SAY ANYTHING… (1989) by Patrick McDonald
Incarcerated: John Mahoney Delivers the Key Line in ‘Say Anything…’
Photo credit: 20th Century Fox Home Entertainment
Who would think that a teen romance comedy, starring a young John Cusack (as Lloyd) and ingenue Ione Skye, would end up getting “performance stolen” by a gravelly-voiced middle aged man? John Mahoney portrayed James McCourt, the single father of Skye’s character Diane, and his pure portrayal made the film as much his story as the star-crossed teens. McCourt owns a rest home, and treats his residents with gentle deference and service. Behind the facade, he is perpetuating a tax scam using the resident’s money, and is motivated to do so because of the love for his daughter (he doesn’t want her to have money worries). As his scam gets revealed, and the feds get a wind of it, his transition from saintly Dad to hard bitten convict is sensational. His joy, as his daughter succeeds, is rendered in an off-key singalong to “Rikki Don’t Lose That Number” on the radio, and his fear resides in a chilling scene of a fetal position in a bath tub as everything unravels. Mahoney delivers it all, including the key line (and one of my favorites in movie history), “I’m incarcerated, Lloyd!”

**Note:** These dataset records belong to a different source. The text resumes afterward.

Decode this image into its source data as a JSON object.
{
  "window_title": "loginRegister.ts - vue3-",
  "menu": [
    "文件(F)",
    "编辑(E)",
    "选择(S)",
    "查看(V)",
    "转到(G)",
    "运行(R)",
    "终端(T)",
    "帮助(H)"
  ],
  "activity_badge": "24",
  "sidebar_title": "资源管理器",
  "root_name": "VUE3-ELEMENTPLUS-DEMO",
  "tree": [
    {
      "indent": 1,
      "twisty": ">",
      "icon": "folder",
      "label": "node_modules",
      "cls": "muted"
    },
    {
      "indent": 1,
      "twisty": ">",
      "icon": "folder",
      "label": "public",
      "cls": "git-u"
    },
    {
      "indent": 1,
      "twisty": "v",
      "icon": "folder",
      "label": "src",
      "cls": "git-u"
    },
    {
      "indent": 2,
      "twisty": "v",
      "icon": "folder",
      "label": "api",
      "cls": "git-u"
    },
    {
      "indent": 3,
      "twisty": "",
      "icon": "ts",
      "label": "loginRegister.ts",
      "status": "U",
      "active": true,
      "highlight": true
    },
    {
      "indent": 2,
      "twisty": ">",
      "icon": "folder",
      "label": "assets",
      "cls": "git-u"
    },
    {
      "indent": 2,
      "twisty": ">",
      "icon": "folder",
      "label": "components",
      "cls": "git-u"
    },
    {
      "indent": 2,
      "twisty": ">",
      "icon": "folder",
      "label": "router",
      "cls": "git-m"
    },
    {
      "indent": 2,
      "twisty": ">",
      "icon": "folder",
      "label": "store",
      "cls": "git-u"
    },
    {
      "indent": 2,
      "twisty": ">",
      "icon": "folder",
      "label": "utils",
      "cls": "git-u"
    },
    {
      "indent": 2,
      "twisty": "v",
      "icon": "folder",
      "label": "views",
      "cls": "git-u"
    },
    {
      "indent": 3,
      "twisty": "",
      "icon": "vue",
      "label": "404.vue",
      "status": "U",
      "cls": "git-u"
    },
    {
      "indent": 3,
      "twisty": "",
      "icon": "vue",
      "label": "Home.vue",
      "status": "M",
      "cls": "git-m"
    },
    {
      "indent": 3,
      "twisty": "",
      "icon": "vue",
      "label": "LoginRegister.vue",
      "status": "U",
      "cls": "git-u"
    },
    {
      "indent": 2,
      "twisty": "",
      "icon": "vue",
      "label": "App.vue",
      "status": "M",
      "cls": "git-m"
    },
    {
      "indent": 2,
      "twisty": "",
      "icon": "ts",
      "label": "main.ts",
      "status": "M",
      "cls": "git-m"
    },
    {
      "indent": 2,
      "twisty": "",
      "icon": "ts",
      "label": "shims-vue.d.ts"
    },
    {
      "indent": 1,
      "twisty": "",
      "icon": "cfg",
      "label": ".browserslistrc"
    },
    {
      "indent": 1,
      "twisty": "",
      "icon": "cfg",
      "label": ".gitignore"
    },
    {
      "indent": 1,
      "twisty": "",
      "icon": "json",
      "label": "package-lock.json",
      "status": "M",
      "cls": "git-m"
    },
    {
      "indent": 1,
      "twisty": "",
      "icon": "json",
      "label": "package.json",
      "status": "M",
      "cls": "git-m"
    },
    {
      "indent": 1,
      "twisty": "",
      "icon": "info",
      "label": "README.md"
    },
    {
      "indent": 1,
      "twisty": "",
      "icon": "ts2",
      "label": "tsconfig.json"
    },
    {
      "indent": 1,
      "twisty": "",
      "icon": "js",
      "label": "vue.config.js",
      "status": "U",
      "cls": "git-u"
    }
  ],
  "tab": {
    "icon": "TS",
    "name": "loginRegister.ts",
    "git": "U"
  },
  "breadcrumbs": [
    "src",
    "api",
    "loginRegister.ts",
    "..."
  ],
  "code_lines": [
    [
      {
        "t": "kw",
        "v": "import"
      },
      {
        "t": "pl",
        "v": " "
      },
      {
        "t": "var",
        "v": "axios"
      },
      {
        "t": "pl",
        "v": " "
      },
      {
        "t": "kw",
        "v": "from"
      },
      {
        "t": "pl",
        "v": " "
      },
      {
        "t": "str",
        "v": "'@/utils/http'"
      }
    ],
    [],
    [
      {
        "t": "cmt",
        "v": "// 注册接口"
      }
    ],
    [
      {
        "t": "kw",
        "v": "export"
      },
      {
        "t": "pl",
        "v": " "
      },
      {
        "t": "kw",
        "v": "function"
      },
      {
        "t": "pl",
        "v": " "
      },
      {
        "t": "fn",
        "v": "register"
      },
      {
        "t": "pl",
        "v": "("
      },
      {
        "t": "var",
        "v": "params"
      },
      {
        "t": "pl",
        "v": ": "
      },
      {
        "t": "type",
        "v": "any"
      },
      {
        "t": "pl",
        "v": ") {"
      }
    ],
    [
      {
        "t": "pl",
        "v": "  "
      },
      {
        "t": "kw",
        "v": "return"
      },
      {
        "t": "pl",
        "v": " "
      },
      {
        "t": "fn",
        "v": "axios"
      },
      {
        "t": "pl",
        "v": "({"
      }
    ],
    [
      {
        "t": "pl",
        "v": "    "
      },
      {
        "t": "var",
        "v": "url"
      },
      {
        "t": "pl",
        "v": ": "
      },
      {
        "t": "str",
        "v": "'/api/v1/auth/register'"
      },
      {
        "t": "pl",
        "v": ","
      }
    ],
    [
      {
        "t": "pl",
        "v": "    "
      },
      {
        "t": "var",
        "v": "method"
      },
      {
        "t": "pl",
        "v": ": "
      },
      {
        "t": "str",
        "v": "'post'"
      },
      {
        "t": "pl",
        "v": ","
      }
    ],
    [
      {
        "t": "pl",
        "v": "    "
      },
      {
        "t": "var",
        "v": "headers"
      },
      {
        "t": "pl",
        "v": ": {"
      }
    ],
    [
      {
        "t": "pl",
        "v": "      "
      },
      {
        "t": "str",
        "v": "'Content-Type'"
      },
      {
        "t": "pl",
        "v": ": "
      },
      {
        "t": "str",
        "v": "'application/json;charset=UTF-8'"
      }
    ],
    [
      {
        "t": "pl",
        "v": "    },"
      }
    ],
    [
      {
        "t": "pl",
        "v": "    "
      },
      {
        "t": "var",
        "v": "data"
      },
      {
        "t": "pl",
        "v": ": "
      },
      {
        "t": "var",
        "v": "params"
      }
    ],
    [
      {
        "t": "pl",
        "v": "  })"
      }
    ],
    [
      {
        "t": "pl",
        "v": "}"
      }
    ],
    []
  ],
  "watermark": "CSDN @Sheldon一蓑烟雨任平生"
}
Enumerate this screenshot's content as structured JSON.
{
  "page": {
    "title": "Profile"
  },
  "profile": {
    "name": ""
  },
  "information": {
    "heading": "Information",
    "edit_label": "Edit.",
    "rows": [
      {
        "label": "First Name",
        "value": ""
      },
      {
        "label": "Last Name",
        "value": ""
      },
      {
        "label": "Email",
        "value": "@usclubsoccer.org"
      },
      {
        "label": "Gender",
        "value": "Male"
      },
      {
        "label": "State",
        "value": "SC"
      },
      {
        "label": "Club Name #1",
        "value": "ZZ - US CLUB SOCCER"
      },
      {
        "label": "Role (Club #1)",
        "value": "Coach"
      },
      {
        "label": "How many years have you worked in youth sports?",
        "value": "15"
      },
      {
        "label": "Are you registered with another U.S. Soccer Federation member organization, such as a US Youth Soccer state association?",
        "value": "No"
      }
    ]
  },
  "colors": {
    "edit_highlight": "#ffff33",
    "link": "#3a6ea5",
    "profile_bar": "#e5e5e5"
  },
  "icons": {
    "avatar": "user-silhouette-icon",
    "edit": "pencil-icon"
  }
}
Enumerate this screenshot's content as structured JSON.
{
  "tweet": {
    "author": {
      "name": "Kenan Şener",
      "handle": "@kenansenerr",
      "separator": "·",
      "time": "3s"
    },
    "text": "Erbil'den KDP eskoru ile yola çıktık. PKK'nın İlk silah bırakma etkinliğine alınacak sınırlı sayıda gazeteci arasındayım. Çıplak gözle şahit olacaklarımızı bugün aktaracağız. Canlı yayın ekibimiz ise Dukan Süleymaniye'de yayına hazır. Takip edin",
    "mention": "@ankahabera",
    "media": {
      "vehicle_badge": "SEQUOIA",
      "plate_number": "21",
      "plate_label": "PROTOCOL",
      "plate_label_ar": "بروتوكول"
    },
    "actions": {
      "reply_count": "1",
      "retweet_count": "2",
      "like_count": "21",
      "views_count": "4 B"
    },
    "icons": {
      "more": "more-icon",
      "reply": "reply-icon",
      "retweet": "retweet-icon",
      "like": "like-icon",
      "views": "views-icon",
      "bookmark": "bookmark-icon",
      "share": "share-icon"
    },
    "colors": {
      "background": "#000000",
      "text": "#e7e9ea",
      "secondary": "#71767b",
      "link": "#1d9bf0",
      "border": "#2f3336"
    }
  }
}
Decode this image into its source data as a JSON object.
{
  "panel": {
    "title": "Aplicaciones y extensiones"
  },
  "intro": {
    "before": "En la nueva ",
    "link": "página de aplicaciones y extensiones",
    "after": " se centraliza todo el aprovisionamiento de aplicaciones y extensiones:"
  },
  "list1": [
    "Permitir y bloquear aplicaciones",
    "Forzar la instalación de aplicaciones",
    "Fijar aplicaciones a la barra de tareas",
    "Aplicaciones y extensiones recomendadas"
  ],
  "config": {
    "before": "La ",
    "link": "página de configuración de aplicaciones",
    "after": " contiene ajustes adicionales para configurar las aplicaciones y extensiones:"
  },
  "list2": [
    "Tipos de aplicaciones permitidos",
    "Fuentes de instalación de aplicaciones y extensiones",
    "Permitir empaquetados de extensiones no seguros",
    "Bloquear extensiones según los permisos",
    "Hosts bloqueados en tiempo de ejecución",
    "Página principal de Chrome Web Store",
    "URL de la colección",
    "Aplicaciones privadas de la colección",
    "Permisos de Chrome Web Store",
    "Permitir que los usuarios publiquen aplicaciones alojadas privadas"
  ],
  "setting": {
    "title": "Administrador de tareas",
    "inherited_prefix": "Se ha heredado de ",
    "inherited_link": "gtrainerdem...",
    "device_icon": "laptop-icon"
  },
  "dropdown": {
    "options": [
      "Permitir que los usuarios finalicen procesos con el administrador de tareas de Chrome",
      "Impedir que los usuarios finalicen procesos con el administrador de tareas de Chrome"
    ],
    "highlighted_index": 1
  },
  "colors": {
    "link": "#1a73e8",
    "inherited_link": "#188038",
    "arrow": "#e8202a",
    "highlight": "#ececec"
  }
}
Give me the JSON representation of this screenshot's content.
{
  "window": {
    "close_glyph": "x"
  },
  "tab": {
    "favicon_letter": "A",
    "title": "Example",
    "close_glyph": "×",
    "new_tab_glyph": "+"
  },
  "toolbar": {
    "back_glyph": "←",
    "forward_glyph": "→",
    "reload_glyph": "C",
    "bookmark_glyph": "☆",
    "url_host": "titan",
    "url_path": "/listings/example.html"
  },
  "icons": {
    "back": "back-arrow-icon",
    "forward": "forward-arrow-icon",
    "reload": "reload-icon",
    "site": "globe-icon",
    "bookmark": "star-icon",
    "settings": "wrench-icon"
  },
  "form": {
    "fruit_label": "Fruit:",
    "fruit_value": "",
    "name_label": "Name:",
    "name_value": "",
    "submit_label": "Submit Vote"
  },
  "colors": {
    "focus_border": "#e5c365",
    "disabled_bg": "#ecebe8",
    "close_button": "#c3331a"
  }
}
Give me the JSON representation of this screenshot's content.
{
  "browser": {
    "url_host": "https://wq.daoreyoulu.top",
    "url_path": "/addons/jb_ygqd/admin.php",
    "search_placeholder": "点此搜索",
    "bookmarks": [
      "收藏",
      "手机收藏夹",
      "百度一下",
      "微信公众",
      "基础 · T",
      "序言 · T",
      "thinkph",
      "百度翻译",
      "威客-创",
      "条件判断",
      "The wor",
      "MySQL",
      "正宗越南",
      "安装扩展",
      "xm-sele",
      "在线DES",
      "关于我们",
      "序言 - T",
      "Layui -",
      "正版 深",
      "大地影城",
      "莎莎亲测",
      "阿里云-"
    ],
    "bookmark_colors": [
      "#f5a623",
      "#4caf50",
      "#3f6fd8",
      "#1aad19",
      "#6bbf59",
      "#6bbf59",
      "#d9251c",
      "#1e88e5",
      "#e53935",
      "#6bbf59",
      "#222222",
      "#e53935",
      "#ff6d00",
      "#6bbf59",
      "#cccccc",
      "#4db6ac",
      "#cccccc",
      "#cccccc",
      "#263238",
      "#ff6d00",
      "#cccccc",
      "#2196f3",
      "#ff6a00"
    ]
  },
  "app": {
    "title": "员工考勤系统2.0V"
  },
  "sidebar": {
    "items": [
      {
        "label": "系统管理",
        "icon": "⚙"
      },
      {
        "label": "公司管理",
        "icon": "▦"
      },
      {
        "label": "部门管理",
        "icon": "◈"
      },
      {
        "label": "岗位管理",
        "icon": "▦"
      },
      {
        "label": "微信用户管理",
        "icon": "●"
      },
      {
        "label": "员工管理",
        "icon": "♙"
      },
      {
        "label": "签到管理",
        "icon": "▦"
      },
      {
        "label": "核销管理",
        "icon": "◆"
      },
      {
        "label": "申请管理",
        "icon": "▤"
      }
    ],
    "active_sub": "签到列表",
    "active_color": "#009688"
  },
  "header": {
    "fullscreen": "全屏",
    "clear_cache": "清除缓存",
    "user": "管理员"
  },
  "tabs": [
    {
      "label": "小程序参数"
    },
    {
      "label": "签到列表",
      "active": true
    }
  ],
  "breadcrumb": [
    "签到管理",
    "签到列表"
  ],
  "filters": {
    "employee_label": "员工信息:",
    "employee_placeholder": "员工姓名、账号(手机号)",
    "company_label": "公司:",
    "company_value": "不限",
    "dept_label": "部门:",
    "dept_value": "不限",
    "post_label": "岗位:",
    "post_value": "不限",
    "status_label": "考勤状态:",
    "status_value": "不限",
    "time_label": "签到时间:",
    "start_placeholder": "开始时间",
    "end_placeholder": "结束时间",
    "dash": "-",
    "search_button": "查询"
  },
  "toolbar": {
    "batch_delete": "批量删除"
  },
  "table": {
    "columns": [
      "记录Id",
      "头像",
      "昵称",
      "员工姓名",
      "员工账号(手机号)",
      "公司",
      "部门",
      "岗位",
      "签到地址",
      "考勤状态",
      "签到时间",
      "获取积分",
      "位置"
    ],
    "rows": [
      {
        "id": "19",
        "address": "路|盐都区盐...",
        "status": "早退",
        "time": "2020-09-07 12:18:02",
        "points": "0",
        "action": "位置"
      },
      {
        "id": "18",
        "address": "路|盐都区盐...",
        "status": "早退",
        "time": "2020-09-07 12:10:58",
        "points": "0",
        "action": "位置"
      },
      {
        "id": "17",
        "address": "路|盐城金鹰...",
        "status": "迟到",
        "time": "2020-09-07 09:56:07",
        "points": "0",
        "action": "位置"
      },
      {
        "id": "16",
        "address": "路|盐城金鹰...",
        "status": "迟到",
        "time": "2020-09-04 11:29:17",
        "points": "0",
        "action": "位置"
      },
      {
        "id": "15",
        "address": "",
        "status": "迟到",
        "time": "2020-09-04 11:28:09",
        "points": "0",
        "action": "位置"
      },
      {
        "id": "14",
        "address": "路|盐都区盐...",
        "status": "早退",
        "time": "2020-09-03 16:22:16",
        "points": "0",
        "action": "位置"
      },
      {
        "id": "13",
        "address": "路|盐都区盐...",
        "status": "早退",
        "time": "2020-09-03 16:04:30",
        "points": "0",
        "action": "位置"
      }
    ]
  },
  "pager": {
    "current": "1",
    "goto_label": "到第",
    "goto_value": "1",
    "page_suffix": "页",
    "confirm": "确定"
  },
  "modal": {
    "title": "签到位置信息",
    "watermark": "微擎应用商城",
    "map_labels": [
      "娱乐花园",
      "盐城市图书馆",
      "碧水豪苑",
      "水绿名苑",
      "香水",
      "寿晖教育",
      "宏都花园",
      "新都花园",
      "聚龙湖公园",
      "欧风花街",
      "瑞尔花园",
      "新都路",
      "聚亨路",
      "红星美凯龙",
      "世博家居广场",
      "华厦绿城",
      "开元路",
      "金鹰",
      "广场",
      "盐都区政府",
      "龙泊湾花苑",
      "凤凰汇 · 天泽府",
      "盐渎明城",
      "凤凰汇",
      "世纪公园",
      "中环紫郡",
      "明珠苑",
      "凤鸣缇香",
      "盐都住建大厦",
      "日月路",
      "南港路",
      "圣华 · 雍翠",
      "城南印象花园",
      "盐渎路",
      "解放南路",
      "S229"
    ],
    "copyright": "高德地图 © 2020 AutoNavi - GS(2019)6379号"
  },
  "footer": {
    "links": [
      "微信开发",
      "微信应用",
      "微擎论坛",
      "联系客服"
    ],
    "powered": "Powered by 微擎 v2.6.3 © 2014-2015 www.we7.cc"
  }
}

BARTON FINK (1991) by Spike Walters
John Mahoney As W.P Mayhew in ‘Barton Fink’
Photo credit: 20th Century Fox Home Entertainment
John Mahoney was the kind of actor who made just about everything better simply by being in it. And for a brief period in the early 1990’s he got the chance to become a bit player for the [Joel and Ethan] Coen Brothers. While his collaboration with the quirky auteurs was far too brief, he did have memorable supporting turn in the minor Coen Brothers classic “Barton Fink.” Mahoney plays the formerly great novelist W.P. Mayhew (with shades of F. Scott Fitzgerald and countless others) who wastes away his days in Hollywood by getting soused by noon and tackling whatever drivel that washes up on his desk. It’s a great sketch of a character, and Mahoney gives it a lot of lived-in charm. In the Coen brothers overstuffed collection of outsized personalities, Mahoney’s performance doesn’t exactly spring to mind first, but he rewards examination with depth and feeling you may have missed the first time around.